Kendimizin amel sahibi bir Müslüman olduğumuz konusunda şüphemiz de yoktur.Hatamızla günahımızla, az ve fazlalılığı ile...karınca kararınca nefsen kendimizi ibadet edenler zümresinden sayarız..
Bu yazı acı bir yazı olacak, çünkü acıklı halimizi ve ''aldanışımızı'' belgeleyecek. Belki yanlış anlayanların İslami neş'esini de kıracak.

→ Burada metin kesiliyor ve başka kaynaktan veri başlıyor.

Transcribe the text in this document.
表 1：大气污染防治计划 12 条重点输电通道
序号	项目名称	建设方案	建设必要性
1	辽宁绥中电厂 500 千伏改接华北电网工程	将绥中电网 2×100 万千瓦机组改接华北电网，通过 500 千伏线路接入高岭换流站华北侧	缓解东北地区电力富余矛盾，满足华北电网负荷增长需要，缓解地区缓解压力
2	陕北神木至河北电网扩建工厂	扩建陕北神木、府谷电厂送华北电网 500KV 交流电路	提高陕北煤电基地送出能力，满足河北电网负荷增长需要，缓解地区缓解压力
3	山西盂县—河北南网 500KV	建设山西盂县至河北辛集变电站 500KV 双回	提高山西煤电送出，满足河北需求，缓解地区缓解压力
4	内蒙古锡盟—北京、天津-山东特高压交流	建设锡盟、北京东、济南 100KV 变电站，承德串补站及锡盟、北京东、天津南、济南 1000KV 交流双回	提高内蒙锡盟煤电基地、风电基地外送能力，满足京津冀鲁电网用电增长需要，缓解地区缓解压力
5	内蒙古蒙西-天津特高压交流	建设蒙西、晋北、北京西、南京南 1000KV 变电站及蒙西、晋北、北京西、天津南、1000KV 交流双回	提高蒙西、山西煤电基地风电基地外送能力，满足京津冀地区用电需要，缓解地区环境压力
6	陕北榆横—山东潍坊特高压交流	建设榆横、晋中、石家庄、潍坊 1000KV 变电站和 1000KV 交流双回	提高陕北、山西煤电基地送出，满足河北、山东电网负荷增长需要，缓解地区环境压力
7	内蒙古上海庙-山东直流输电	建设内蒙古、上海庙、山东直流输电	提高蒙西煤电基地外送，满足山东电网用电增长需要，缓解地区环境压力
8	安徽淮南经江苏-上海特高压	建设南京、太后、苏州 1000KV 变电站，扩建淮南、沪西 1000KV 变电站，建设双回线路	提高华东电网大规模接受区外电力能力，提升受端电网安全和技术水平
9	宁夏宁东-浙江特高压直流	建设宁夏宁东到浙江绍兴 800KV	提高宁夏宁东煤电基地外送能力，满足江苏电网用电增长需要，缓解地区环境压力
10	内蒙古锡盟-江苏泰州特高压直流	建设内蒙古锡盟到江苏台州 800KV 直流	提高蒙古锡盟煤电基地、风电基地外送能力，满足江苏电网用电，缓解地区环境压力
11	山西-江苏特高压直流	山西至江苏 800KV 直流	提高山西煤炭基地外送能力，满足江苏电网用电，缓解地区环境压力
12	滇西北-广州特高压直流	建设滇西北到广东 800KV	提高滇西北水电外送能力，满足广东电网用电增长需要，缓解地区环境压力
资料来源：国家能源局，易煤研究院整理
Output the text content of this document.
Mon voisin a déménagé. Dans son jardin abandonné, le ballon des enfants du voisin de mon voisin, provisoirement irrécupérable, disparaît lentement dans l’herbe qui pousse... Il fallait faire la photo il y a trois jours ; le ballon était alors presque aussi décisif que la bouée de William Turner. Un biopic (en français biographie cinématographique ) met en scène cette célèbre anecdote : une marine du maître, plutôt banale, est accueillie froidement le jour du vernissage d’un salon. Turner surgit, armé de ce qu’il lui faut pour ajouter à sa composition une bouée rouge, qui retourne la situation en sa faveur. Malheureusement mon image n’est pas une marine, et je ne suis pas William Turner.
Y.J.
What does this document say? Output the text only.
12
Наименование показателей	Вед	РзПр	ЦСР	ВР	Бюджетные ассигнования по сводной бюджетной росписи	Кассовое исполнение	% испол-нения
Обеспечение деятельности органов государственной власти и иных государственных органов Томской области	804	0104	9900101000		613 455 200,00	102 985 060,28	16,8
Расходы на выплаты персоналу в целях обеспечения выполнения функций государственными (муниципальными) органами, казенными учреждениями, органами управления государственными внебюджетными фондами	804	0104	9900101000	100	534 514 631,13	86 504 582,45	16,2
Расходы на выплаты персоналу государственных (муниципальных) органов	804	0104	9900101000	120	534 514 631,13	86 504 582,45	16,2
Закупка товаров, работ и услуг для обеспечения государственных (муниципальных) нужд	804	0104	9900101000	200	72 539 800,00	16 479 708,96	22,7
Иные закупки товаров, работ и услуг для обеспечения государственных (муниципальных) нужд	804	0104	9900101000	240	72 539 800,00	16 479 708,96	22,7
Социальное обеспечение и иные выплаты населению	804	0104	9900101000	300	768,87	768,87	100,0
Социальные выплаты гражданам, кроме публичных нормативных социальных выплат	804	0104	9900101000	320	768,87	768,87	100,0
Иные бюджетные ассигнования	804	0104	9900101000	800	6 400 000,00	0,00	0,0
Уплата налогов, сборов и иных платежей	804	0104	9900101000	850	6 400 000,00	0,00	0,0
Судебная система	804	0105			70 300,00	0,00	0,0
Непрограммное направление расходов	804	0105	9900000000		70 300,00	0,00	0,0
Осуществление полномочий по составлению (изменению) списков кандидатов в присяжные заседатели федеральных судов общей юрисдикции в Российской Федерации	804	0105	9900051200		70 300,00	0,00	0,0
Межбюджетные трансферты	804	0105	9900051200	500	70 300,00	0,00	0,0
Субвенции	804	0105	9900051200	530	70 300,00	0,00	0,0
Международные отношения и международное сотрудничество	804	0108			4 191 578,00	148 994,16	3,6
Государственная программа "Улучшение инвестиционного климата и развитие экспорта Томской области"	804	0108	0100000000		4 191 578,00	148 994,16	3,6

Ama iş öyle değil..Amel nedir, ilim nedir ölmeden anlamak lazım..Burada yazmak da bir teselli, namaz ( hareketleri )kılıyorum bir teselli, senede bir kez yalnızca mideme oruç tutturuyorum diye amelim var tesellisi yaptığımı ve bunarın ,inşallah bizi günaha girmekten koruyacağını umuyoruz ama hakikatin neresindeyiz?40 yıldır kabukta olduğumu ve ''sensiz her namazım mecaz, seninle her amelim namaz'' diyerek, düşe kalka 50'ye giden basamaklardan birine geldim.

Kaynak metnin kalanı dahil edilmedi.